Figure 4. Schematic of a Java®/JDBC architecture.

CONCLUSIONS

The variety of mechanisms described here allow everything from simple, easily implemented web-database communication to high end, scalable solutions for critical applications. The categorization that I developed was a means of simplifying a continuum of overlapping, non-exclusive technological solutions, and should be interpreted as such. For example, many transaction monitor systems may use CGI gateways, and Java® solutions may make more HTTP connections than indicated. Nevertheless, the basic features of those systems are used as indicated.

When designing a mechanism for web-database integration, one must weigh the relative strengths and weaknesses of the different approaches outlined above for a particular application. If the application is relatively local in scope and small in scale, it will probably be simplest to use the CGI-based ASCII approaches. For more complex applications, and for applications where scale and performance are critical, some of the more complex approaches outlined here, such as transaction monitor systems, may be appropriate. Finally, where substantial control of processing on the client computer is needed, and where portability across computing platforms is important, custom-designed Java® applications and applets become beneficial choices.

In implementing and researching these solutions, I have found a number of general guidelines useful to keep in mind across all of the systems. First, as soon as one attaches a computer to a network, and especially when one provides access to data over the Internet, security concerns arise. Writing both CGI scripts (in any language) and Java® programs has inherent risks; one must carefully examine the mechanisms by which user input is validated and checked before it is used to execute programs on the server system, or you may inadvertently grant full access to a database or operating system (see Garfinkel 1997). Second, although some aspects of web-database integration seem simple, full scale integration is much more difficult to design and implement; conservatism in estimates of development time help to make projects successful. Designing a modular system in which each module has utility before the entire system is completed can help in this regard, as well as making it easier to upgrade modules as new technologies arise. Third, all of these mechanisms for integration allow a clean separation of user-interface from data storage; by designing your applications this way you can upgrade backend storage systems when the need arises without impacting the user's method of interacting with data.
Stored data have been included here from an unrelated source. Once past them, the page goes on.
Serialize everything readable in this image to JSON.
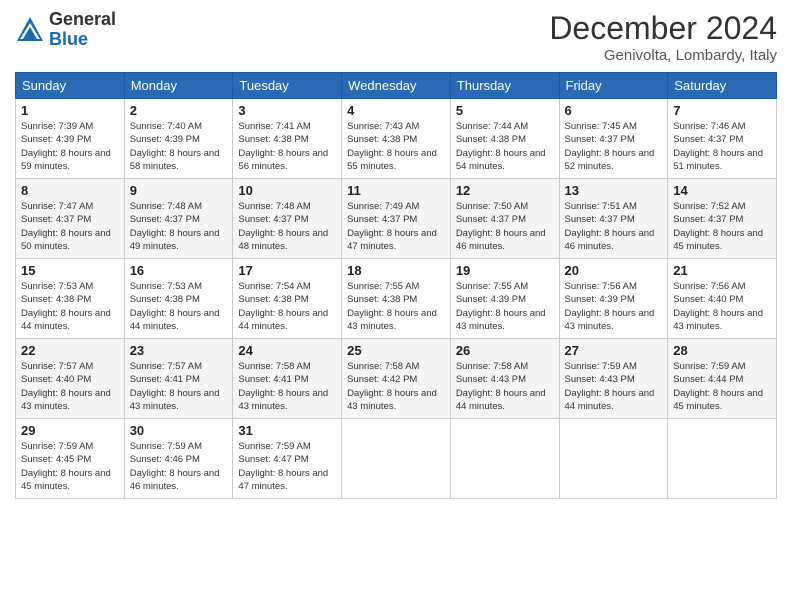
{
  "header": {
    "logo_general": "General",
    "logo_blue": "Blue",
    "month_title": "December 2024",
    "location": "Genivolta, Lombardy, Italy"
  },
  "calendar": {
    "days_of_week": [
      "Sunday",
      "Monday",
      "Tuesday",
      "Wednesday",
      "Thursday",
      "Friday",
      "Saturday"
    ],
    "weeks": [
      [
        {
          "day": "1",
          "sunrise": "Sunrise: 7:39 AM",
          "sunset": "Sunset: 4:39 PM",
          "daylight": "Daylight: 8 hours and 59 minutes."
        },
        {
          "day": "2",
          "sunrise": "Sunrise: 7:40 AM",
          "sunset": "Sunset: 4:39 PM",
          "daylight": "Daylight: 8 hours and 58 minutes."
        },
        {
          "day": "3",
          "sunrise": "Sunrise: 7:41 AM",
          "sunset": "Sunset: 4:38 PM",
          "daylight": "Daylight: 8 hours and 56 minutes."
        },
        {
          "day": "4",
          "sunrise": "Sunrise: 7:43 AM",
          "sunset": "Sunset: 4:38 PM",
          "daylight": "Daylight: 8 hours and 55 minutes."
        },
        {
          "day": "5",
          "sunrise": "Sunrise: 7:44 AM",
          "sunset": "Sunset: 4:38 PM",
          "daylight": "Daylight: 8 hours and 54 minutes."
        },
        {
          "day": "6",
          "sunrise": "Sunrise: 7:45 AM",
          "sunset": "Sunset: 4:37 PM",
          "daylight": "Daylight: 8 hours and 52 minutes."
        },
        {
          "day": "7",
          "sunrise": "Sunrise: 7:46 AM",
          "sunset": "Sunset: 4:37 PM",
          "daylight": "Daylight: 8 hours and 51 minutes."
        }
      ],
      [
        {
          "day": "8",
          "sunrise": "Sunrise: 7:47 AM",
          "sunset": "Sunset: 4:37 PM",
          "daylight": "Daylight: 8 hours and 50 minutes."
        },
        {
          "day": "9",
          "sunrise": "Sunrise: 7:48 AM",
          "sunset": "Sunset: 4:37 PM",
          "daylight": "Daylight: 8 hours and 49 minutes."
        },
        {
          "day": "10",
          "sunrise": "Sunrise: 7:48 AM",
          "sunset": "Sunset: 4:37 PM",
          "daylight": "Daylight: 8 hours and 48 minutes."
        },
        {
          "day": "11",
          "sunrise": "Sunrise: 7:49 AM",
          "sunset": "Sunset: 4:37 PM",
          "daylight": "Daylight: 8 hours and 47 minutes."
        },
        {
          "day": "12",
          "sunrise": "Sunrise: 7:50 AM",
          "sunset": "Sunset: 4:37 PM",
          "daylight": "Daylight: 8 hours and 46 minutes."
        },
        {
          "day": "13",
          "sunrise": "Sunrise: 7:51 AM",
          "sunset": "Sunset: 4:37 PM",
          "daylight": "Daylight: 8 hours and 46 minutes."
        },
        {
          "day": "14",
          "sunrise": "Sunrise: 7:52 AM",
          "sunset": "Sunset: 4:37 PM",
          "daylight": "Daylight: 8 hours and 45 minutes."
        }
      ],
      [
        {
          "day": "15",
          "sunrise": "Sunrise: 7:53 AM",
          "sunset": "Sunset: 4:38 PM",
          "daylight": "Daylight: 8 hours and 44 minutes."
        },
        {
          "day": "16",
          "sunrise": "Sunrise: 7:53 AM",
          "sunset": "Sunset: 4:38 PM",
          "daylight": "Daylight: 8 hours and 44 minutes."
        },
        {
          "day": "17",
          "sunrise": "Sunrise: 7:54 AM",
          "sunset": "Sunset: 4:38 PM",
          "daylight": "Daylight: 8 hours and 44 minutes."
        },
        {
          "day": "18",
          "sunrise": "Sunrise: 7:55 AM",
          "sunset": "Sunset: 4:38 PM",
          "daylight": "Daylight: 8 hours and 43 minutes."
        },
        {
          "day": "19",
          "sunrise": "Sunrise: 7:55 AM",
          "sunset": "Sunset: 4:39 PM",
          "daylight": "Daylight: 8 hours and 43 minutes."
        },
        {
          "day": "20",
          "sunrise": "Sunrise: 7:56 AM",
          "sunset": "Sunset: 4:39 PM",
          "daylight": "Daylight: 8 hours and 43 minutes."
        },
        {
          "day": "21",
          "sunrise": "Sunrise: 7:56 AM",
          "sunset": "Sunset: 4:40 PM",
          "daylight": "Daylight: 8 hours and 43 minutes."
        }
      ],
      [
        {
          "day": "22",
          "sunrise": "Sunrise: 7:57 AM",
          "sunset": "Sunset: 4:40 PM",
          "daylight": "Daylight: 8 hours and 43 minutes."
        },
        {
          "day": "23",
          "sunrise": "Sunrise: 7:57 AM",
          "sunset": "Sunset: 4:41 PM",
          "daylight": "Daylight: 8 hours and 43 minutes."
        },
        {
          "day": "24",
          "sunrise": "Sunrise: 7:58 AM",
          "sunset": "Sunset: 4:41 PM",
          "daylight": "Daylight: 8 hours and 43 minutes."
        },
        {
          "day": "25",
          "sunrise": "Sunrise: 7:58 AM",
          "sunset": "Sunset: 4:42 PM",
          "daylight": "Daylight: 8 hours and 43 minutes."
        },
        {
          "day": "26",
          "sunrise": "Sunrise: 7:58 AM",
          "sunset": "Sunset: 4:43 PM",
          "daylight": "Daylight: 8 hours and 44 minutes."
        },
        {
          "day": "27",
          "sunrise": "Sunrise: 7:59 AM",
          "sunset": "Sunset: 4:43 PM",
          "daylight": "Daylight: 8 hours and 44 minutes."
        },
        {
          "day": "28",
          "sunrise": "Sunrise: 7:59 AM",
          "sunset": "Sunset: 4:44 PM",
          "daylight": "Daylight: 8 hours and 45 minutes."
        }
      ],
      [
        {
          "day": "29",
          "sunrise": "Sunrise: 7:59 AM",
          "sunset": "Sunset: 4:45 PM",
          "daylight": "Daylight: 8 hours and 45 minutes."
        },
        {
          "day": "30",
          "sunrise": "Sunrise: 7:59 AM",
          "sunset": "Sunset: 4:46 PM",
          "daylight": "Daylight: 8 hours and 46 minutes."
        },
        {
          "day": "31",
          "sunrise": "Sunrise: 7:59 AM",
          "sunset": "Sunset: 4:47 PM",
          "daylight": "Daylight: 8 hours and 47 minutes."
        },
        null,
        null,
        null,
        null
      ]
    ]
  }
}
In the end, these technologies are only useful to ecological data managers when they improve the quality of science in the discipline or open up new areas for research. At NCEAS we hope that the integration and synthesis of data will allow new insights into the structure and function of ecological and evolutionary systems. Our development of data management technologies is guided by our need to synthesize data from multiple sites, or data arriving in many formats, as well as a desire to exchange data with colleagues. This paper represents a synthesis of technological solutions that ecological data managers may find useful in their own efforts.

ACKNOWLEDGMENTS

The ideas in this paper were substantially improved through discussions with Mark Schildhauer. This work was funded by the National Center for Ecological Analysis and Synthesis, a Center funded by the National Science Foundation (Grant #DEB-94-21535), the University of California - Santa Barbara, and the State of California.

LITERATURE CITED

Garfinkel, S. and G. Spafford. 1997. Web Security & Commerce. 1st Edition. O'Reilly and Associates, Cambridge, MA.

Gross, K.L., C.E. Pake, E. Allen, C. Bledsoe, R. Colwell, P. Dayton, M. Dethier, J. Helly, R. Holt, N. Morin, W. Michener, S.T.A. Pickett, and S. Stafford. 1995. Final report of the Ecological Society of America Committee on the Future of Long-term Ecological Data (FLED). Volume I: Text of the report.

Gundavaram, S. 1996. CGI Programming on the World Wide Web. 1st Edition. O'Reilly and Associates. Michener, W.K., J.W. Brunt, J. Helly, T.B. Kirchner, and S.G. Stafford. Non-geospatial metadata for the ecological sciences. Ecological Applications 7:330-342.